Cattle, horses, dogs and cats.
Indications for use
This product is administered by intravenous infusion for the treatment of dehydration in cattle, horses, dogs and cats. It may be used to correct hypovolaemia resulting from shock or gastrointestinal disease (especially where metabolic alkalosis is present, e.g. in cases of sustained vomiting or abomasal disorders in cattle). It may be administered to meet normal fluid and electrolyte requirements when fluids cannot be given orally.
Do not use in animals with:
- oedema (hepatic, renal, or cardiac)
Special precautions for use in animals
Do not use unless the solution is clear, free from visible particles and the container is undamaged. Sodium overload may occur in animals with cardiac or renal impairment. It should be noted that sodium excretion may be impaired post-surgery/trauma.
A risk of thrombosis with intravenous infusion should be considered.
Maintain aseptic precautions.
The product should be warmed to approximately 37°C prior to the administration of large volumes, or if the administration rate is high, in order to avoid hypothermia.
Use with caution in animals with hypokalaemia.
Serum electrolyte levels, water and acid-base balance and the clinical condition of the animal should be closely monitored during the treatment in order to prevent overdose, particularly in cases of renal or metabolic changes.
This product should not be used for longer than is necessary to correct and sustain circulating volume. This solution does not contain the appropriate electrolyte balance for longer term maintenance fluid administration.
Inappropriate/excessive use may worsen or create a metabolic acidosis.
Use during pregnancy and lactation
The safety of the veterinary medicinal product has not been established during pregnancy and lactation. Use only accordingly to the benefit/risk assessment by the responsible veterinarian.
It is recommended to take appropriate precautions in animals receiving corticosteroids or corticotrophins to prevent high blood pressure and excessive fluid retention during administration of large volumes.
Concomitant administration of colloids requires a dose reduction.
Amounts to be administered and administration route
The volume and rate of infusion will depend upon the clinical condition, existing deficits of the animal, maintenance needs and continuing losses.
Generally aim to correct hypovolaemia by 50% initially (ideally over 6 hours but faster if necessary) and reassess by clinical examination.
Deficits are generally in the range of 50 ml/kg (mild) to 150 ml/kg (severe). An infusion rate of 15 ml/kg/hour is recommended in the absence of shock (range 5-75 ml/kg/hour).

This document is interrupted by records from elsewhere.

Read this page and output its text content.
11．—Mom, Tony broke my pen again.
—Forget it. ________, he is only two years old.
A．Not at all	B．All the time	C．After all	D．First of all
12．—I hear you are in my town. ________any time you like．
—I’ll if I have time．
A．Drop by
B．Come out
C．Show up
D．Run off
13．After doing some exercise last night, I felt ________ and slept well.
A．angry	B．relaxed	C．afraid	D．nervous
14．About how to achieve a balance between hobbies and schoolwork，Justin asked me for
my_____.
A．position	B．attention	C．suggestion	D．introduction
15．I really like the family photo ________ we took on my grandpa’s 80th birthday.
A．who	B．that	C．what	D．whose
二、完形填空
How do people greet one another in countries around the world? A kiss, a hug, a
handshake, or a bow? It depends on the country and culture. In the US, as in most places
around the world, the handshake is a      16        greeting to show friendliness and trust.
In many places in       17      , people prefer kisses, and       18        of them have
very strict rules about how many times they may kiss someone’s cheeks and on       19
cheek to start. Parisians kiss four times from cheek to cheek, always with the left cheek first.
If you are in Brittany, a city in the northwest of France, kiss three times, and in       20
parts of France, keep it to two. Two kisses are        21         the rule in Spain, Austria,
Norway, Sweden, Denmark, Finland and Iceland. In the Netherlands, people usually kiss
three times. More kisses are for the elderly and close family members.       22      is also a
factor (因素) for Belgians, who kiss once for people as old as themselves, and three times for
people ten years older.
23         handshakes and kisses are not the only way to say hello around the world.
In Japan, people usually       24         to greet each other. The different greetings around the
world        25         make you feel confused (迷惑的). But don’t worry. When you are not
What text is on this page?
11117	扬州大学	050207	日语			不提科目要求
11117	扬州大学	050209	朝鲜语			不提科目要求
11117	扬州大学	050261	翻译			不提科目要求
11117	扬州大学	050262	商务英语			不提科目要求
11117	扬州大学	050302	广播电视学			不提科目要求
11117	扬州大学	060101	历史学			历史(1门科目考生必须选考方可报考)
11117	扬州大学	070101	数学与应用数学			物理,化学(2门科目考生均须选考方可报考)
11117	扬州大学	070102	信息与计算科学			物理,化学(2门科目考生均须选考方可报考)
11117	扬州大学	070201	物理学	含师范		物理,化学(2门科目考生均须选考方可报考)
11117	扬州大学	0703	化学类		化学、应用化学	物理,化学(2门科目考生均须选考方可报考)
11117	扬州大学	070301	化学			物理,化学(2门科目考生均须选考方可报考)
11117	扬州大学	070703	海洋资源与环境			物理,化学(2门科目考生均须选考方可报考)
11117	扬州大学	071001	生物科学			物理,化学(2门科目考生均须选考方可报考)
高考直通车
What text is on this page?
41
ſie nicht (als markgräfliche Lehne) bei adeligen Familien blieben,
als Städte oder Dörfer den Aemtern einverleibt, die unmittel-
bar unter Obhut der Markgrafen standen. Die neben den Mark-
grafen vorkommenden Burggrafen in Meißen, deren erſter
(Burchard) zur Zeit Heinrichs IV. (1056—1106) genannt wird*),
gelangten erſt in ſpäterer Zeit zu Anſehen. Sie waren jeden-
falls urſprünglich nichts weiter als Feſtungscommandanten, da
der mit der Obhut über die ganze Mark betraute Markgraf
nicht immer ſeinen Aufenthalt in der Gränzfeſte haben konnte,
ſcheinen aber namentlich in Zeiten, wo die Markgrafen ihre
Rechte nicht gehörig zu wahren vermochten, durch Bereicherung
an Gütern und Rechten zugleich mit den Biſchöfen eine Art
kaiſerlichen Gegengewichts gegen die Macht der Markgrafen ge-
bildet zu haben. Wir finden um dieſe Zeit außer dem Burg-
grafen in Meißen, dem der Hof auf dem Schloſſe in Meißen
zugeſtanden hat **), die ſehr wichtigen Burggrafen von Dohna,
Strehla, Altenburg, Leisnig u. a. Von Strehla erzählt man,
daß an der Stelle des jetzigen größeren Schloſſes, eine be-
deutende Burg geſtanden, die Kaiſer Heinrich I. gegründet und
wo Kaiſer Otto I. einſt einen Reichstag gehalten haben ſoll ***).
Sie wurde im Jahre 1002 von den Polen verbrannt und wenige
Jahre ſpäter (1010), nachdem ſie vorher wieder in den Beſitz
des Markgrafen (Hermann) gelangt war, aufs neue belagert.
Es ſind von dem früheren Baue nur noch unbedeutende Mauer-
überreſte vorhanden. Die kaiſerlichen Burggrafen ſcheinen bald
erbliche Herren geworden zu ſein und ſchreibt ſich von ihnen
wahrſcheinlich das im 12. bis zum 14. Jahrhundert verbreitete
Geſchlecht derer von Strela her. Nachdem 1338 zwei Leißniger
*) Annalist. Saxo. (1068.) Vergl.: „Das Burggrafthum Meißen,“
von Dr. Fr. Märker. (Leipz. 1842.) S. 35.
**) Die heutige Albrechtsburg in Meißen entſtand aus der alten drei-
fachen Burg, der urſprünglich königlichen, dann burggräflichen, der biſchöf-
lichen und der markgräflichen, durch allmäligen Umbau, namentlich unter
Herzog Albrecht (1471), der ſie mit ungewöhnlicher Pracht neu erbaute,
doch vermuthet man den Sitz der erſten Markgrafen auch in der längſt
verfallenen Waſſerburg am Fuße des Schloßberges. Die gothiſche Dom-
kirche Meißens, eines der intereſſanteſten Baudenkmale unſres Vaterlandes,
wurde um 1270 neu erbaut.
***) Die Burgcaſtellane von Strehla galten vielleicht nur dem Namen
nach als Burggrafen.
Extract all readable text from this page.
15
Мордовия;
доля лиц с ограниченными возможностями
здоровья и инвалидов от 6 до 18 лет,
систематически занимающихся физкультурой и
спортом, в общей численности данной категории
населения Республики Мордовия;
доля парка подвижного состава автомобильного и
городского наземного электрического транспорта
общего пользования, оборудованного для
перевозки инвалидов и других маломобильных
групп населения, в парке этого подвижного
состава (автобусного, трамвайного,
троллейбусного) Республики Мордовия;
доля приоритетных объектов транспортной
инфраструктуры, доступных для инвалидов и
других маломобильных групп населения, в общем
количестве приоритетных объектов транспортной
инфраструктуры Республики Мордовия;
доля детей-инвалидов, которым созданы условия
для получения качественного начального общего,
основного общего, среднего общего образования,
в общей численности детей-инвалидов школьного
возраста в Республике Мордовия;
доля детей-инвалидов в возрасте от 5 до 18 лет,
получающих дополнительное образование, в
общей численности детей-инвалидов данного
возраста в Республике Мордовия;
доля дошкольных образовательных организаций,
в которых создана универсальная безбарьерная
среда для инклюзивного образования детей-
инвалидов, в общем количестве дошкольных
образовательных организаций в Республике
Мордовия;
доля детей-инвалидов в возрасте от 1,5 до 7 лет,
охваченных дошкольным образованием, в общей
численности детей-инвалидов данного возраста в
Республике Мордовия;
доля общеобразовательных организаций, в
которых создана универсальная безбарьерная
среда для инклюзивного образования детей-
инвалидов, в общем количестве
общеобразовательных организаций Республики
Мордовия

In shock, high initial infusion rates, up to 90 ml/kg/hour, are needed. High infusion rates should not be continued for longer than 1 hour unless urine output is restored. The maximum infusion rate should be decreased in the presence of cardiac, renal and pulmonary disease.
It is recommended to maintain a serum sodium less than or equal to 130 mEq/l. In the presence of volume overload signs, treatment should involve administering diuretics and stopping the infusion.
Overdose may lead to hypernatraemia, hyperchloraemia, hypokalaemia, cardiac decompensation, hyperhydration and metabolic acidosis.
Clinical signs of excessive overdose include restlessness, hypersalivation, shivering, tachycardia, serous nasal discharge, tachypnoea, moist lung sounds, coughing, protrusion of the eye from the orbit, widespread oedema, vomiting and diarrhoea.
Long-term infusion may cause electrolyte imbalance. Saline solution is not balanced and it may cause acidaemia because it will increase renal elimination of bicarbonate. Prolonged use may cause hypokalaemia.
Meat and offal: zero days; Milk: zero hours.